„Eine Tragödie“: Der Kampf um Hamburgs stählernes Kiez-Skelett
Was passiert mit der Schilleroper? Das fragen sich viele Hamburgerinnen und Hamburger, wenn sie das Stahlgerüst auf St. Pauli sehen. Welche Vergangenheit hat das Metallskelett von 1889 und was plant der jetzige Eigentümer für die Zukunft?
Was passiert mit der Schilleroper? Das fragen sich viele Hamburgerinnen und Hamburger, wenn sie das Stahlgerüst auf St. Pauli sehen. Welche Vergangenheit hat das Metallskelett von 1889 und was plant der jetzige Eigentümer für die Zukunft?
Einsam, riesengroß und leicht angerostet ragt inmitten eines idyllisch aufgewerteten Wohngebiets ein stählernes Skelett in Richtung Himmel. Gestützt wird es durch ein Metallgerüst. In seiner Form eines zwölfeckigen Rundbaus mit 30 Metern Durchmesser und 24 Metern Höhe, bekrönt von einer Art Laterne, erinnert es an die Struktur eines Zirkus- oder Theaterzelts.

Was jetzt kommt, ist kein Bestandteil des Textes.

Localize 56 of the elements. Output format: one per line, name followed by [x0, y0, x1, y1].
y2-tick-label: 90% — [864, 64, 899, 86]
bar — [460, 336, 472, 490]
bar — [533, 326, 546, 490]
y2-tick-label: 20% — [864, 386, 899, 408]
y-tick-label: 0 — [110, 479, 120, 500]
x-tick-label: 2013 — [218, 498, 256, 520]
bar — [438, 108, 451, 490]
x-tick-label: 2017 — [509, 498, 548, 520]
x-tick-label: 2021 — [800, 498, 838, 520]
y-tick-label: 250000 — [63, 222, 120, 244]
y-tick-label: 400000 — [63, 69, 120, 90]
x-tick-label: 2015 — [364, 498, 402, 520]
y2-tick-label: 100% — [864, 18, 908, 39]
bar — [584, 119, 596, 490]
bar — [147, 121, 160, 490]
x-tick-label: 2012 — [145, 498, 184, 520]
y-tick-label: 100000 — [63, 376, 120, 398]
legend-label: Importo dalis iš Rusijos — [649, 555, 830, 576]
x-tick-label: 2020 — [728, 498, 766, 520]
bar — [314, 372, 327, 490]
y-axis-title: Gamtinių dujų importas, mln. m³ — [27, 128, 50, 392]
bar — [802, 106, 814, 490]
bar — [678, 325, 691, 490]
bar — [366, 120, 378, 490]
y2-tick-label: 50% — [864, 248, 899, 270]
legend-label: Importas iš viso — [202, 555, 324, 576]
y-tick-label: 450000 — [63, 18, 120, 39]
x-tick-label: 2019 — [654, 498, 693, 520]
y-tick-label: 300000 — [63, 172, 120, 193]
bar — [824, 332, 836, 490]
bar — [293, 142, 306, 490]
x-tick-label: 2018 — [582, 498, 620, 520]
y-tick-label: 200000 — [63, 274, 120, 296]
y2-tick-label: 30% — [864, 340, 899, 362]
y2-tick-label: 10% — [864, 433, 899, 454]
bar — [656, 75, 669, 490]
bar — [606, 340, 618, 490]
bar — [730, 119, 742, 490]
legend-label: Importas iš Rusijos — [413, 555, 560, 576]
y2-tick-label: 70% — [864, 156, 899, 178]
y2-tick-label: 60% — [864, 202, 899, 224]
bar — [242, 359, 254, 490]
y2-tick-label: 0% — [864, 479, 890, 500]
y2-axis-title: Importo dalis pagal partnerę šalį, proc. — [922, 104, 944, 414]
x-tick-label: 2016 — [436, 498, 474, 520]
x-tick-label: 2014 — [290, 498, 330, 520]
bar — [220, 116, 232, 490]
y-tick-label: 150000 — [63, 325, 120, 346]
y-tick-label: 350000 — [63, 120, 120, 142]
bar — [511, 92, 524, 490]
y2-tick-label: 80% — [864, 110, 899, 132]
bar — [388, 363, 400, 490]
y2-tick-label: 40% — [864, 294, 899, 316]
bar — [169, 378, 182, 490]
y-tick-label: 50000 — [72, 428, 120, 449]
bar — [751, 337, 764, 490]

Und richtig: Das, was auf einem umzäunten Areal heute unter dem Namen Schilleroper firmiert, entstand von 1889 bis 1891 für den berühmten Circus Busch als festes Haus. Situiert zwischen den historisch gewachsenen Vergnügungsvierteln von St. Pauli und der Altonaer Schanze.
Schilleroper: Schwere Zerstörung im Zweiten Weltkrieg
Elefanten, Eisbären und Artisten, 1914 auch der später legendäre Ur-Hamburger Hans Albers (1891-1960) sowie Opern und Operetten wurden hier bejubelt. So schildert es auch der Autor Horst Königstein im Buch „Die Schiller-Oper in Altona“ von 1983, für das er noch viele Zeitzeugen befragen konnte. Doch längst ist der Rundbau eher ein trauriger Zankapfel.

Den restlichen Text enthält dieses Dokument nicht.